Cosmic-ray neutron sensing (CRNS) allows for the estimation of root-zone soil water content (SWC) at the scale of several hectares. In this paper, we present the data recorded by a dense CRNS network operated from 2019 to 2022 at an agricultural research site in Marquardt, Germany - the first multi-year CRNS cluster. Consisting, at its core, of eight permanently installed CRNS sensors, the cluster was supplemented by a wealth of complementary measurements: data from seven additional temporary CRNS sensors, partly co-located with the permanent ones; 27 SWC profiles (mostly permanent); two groundwater observation wells; meteorological records; and Global Navigation Satellite System reflectometry (GNSS-R).
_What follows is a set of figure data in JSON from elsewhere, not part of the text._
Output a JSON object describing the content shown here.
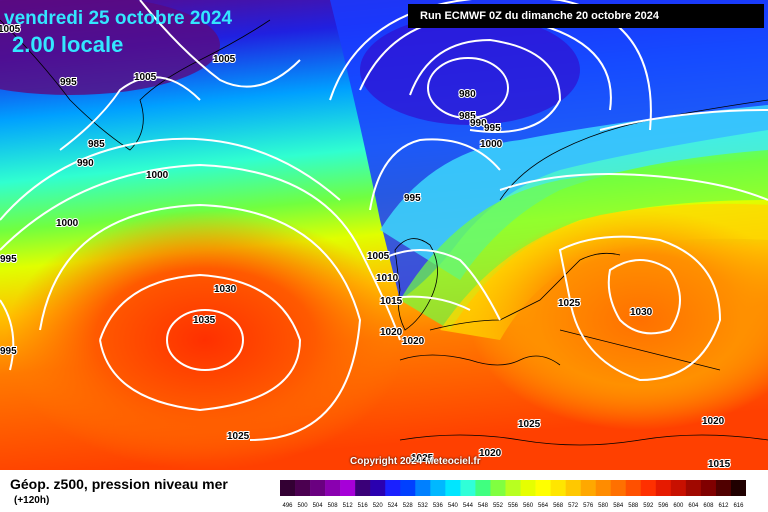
{
  "header": {
    "date": "vendredi 25 octobre 2024",
    "time": "2.00 locale",
    "run": "Run ECMWF 0Z du dimanche 20 octobre 2024"
  },
  "footer": {
    "title": "Géop. z500, pression niveau mer",
    "lead": "(+120h)",
    "copyright": "Copyright 2024 Meteociel.fr"
  },
  "pressure_labels": [
    "1005",
    "995",
    "1005",
    "1005",
    "985",
    "990",
    "1000",
    "1000",
    "995",
    "995",
    "980",
    "985",
    "990",
    "995",
    "1000",
    "995",
    "1005",
    "1010",
    "1015",
    "1020",
    "1020",
    "1030",
    "1035",
    "1025",
    "1025",
    "1025",
    "1030",
    "1025",
    "1020",
    "1020",
    "1015"
  ],
  "legend": {
    "values": [
      "496",
      "500",
      "504",
      "508",
      "512",
      "516",
      "520",
      "524",
      "528",
      "532",
      "536",
      "540",
      "544",
      "548",
      "552",
      "556",
      "560",
      "564",
      "568",
      "572",
      "576",
      "580",
      "584",
      "588",
      "592",
      "596",
      "600",
      "604",
      "608",
      "612",
      "616"
    ],
    "colors": [
      "#330033",
      "#4b0050",
      "#6a0080",
      "#8a00b0",
      "#a600d8",
      "#3a0078",
      "#2a00b0",
      "#1a20ff",
      "#0040ff",
      "#0080ff",
      "#00b8ff",
      "#00e6ff",
      "#30ffd8",
      "#40ff80",
      "#80ff40",
      "#b8ff20",
      "#e6ff00",
      "#ffff00",
      "#ffe600",
      "#ffc800",
      "#ffa800",
      "#ff8c00",
      "#ff7000",
      "#ff5000",
      "#ff3000",
      "#e61a00",
      "#c81000",
      "#a00800",
      "#800000",
      "#500000",
      "#200000"
    ]
  }
}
Complementary to these continuous measurements, numerous campaign-based activities provided data by mobile CRNS roving, hyperspectral im-agery via UASs, intensive manual sampling of soil properties (SWC, bulk density, organic matter, texture, soil hydraulic properties), and observations of biomass and snow (cover, depth, and density). The unique temporal coverage of 3 years entails a broad spectrum of hydro-meteorological conditions, including exceptional drought periods and extreme rainfall but also episodes of snow coverage, as well as a dedicated irrigation experiment. Apart from serving to advance CRNS-related retrieval methods, this data set is expected to be useful for vari-ous disciplines, for example, soil and groundwater hydrology, agriculture, or remote sensing. Hence, we show exemplary features of the data set in order to highlight the potential for such subsequent studies. The data are available at doi.org/10.23728/b2share.551095325d74431881185fba1eb09c95 (Heistermann et al., 2022b).